Workshop: PMBS22: The 13th International Workshop on Performance Modeling, Benchmarking, and Simulation of High-Performance Computer Systems
Authors: Jan Balewski (Lawrence Berkeley National Laboratory (LBNL)); Zhenying Liu, Alexander Tsyplikhin, and Manuel Lopez Roland (Graphcore); and Kristofer Bouchard (Lawrence Berkeley National Laboratory (LBNL))
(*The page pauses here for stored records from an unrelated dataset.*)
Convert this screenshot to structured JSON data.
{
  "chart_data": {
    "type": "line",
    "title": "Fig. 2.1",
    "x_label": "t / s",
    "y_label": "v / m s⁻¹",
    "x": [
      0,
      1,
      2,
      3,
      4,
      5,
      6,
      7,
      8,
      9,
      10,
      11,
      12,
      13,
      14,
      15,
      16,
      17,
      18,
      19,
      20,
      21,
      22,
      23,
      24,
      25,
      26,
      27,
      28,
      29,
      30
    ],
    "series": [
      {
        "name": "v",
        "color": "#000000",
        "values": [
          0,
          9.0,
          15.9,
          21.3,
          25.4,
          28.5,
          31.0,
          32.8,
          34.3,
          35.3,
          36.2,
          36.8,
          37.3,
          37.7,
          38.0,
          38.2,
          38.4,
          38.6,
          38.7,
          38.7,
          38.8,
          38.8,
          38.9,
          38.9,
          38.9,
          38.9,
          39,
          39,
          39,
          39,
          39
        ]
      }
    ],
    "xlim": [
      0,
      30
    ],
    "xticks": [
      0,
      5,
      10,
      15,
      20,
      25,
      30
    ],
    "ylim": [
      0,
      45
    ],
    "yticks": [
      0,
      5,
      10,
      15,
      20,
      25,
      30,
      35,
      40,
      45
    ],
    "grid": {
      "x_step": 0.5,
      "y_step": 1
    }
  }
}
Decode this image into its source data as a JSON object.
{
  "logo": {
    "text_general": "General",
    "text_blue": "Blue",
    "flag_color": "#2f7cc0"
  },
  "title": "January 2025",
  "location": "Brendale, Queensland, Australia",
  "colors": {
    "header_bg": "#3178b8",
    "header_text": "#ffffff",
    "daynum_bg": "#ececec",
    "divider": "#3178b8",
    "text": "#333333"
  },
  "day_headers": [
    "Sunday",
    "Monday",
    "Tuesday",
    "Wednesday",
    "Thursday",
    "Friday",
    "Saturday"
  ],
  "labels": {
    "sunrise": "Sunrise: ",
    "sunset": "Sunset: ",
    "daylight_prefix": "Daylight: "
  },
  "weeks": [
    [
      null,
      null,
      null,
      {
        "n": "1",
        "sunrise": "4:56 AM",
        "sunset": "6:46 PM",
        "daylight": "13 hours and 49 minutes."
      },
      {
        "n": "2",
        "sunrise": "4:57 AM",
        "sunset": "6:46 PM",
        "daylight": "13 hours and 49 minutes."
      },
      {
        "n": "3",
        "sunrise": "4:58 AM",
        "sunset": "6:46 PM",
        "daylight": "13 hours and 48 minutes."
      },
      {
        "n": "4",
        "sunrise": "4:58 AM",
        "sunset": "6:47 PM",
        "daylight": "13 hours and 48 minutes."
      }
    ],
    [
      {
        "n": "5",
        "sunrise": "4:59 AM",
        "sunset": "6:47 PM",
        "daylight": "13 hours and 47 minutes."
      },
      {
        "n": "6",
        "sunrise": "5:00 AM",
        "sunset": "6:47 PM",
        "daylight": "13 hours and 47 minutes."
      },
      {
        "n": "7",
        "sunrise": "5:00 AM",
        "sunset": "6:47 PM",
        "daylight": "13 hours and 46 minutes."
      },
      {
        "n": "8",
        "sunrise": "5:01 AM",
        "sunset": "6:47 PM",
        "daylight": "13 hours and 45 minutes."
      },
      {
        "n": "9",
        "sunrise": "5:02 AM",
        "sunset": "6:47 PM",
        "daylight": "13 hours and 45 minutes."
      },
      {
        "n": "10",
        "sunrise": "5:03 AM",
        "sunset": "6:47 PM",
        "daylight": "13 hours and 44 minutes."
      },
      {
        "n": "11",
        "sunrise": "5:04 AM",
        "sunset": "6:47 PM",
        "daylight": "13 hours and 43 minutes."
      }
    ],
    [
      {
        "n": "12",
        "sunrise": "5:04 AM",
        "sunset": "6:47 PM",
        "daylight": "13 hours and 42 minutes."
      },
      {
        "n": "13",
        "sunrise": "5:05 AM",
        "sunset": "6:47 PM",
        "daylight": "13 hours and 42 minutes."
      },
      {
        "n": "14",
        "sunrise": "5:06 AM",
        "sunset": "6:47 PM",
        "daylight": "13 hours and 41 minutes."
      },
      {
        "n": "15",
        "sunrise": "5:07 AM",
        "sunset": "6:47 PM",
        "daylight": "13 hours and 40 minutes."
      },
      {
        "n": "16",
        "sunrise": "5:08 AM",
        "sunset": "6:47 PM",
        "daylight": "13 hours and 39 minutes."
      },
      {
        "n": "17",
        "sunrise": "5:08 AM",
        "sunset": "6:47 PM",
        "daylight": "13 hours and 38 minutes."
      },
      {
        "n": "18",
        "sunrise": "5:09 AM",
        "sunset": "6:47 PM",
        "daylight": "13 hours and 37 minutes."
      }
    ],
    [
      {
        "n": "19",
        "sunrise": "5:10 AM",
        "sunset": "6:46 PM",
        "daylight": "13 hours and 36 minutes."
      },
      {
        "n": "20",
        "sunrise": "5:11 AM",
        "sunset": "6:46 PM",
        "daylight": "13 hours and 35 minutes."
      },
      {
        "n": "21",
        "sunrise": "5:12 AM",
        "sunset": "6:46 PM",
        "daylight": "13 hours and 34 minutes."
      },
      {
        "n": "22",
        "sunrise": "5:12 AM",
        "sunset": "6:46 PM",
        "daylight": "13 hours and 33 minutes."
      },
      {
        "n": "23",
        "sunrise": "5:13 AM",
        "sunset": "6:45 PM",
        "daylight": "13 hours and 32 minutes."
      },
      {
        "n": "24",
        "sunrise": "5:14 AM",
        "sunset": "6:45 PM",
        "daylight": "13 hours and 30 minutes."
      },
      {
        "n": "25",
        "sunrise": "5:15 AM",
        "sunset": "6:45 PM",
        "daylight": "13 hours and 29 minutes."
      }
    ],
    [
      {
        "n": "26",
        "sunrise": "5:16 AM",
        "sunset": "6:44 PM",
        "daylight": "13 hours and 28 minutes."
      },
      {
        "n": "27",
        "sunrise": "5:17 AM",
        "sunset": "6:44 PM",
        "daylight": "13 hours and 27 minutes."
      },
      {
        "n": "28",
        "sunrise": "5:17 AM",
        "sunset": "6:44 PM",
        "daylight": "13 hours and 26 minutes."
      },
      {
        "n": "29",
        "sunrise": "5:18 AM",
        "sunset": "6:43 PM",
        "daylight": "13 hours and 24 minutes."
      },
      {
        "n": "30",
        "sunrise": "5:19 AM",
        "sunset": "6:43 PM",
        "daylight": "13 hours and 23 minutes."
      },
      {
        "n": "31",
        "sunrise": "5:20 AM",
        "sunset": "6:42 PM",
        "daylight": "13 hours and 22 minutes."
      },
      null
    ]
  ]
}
Abstract: We compare the ML-training performance of a Graphcore IPU-M2000-based system with Nvidia A100 GPU-based system on the Perlmutter HPC machine at NERSC/LBL. The multivariate regression of time series data from a simulated biological neuron was the scientific benchmark problem. The ML-model consisted of several convolutional, batch normalization, and fully connected layers. The training data were distributed in CPUs memory to eliminate the system dependent IO cost. The data-parallel training runs resulted in the same samples throughput on both GC200 IPUs and A100 GPUs for any choice of the number of accelerators between 1 and 256. The achieved best MSE validation loss on IPUs was only 10% to 20% larger. The aggregated energy use per 1 training epoch was between 2.5 to 3 times smaller for the Graphcore-system in comparison to the Nvidia-system. This paper also discusses aspects of software-hardware co-design to achieve highest efficiency on the IPU using PopTorch.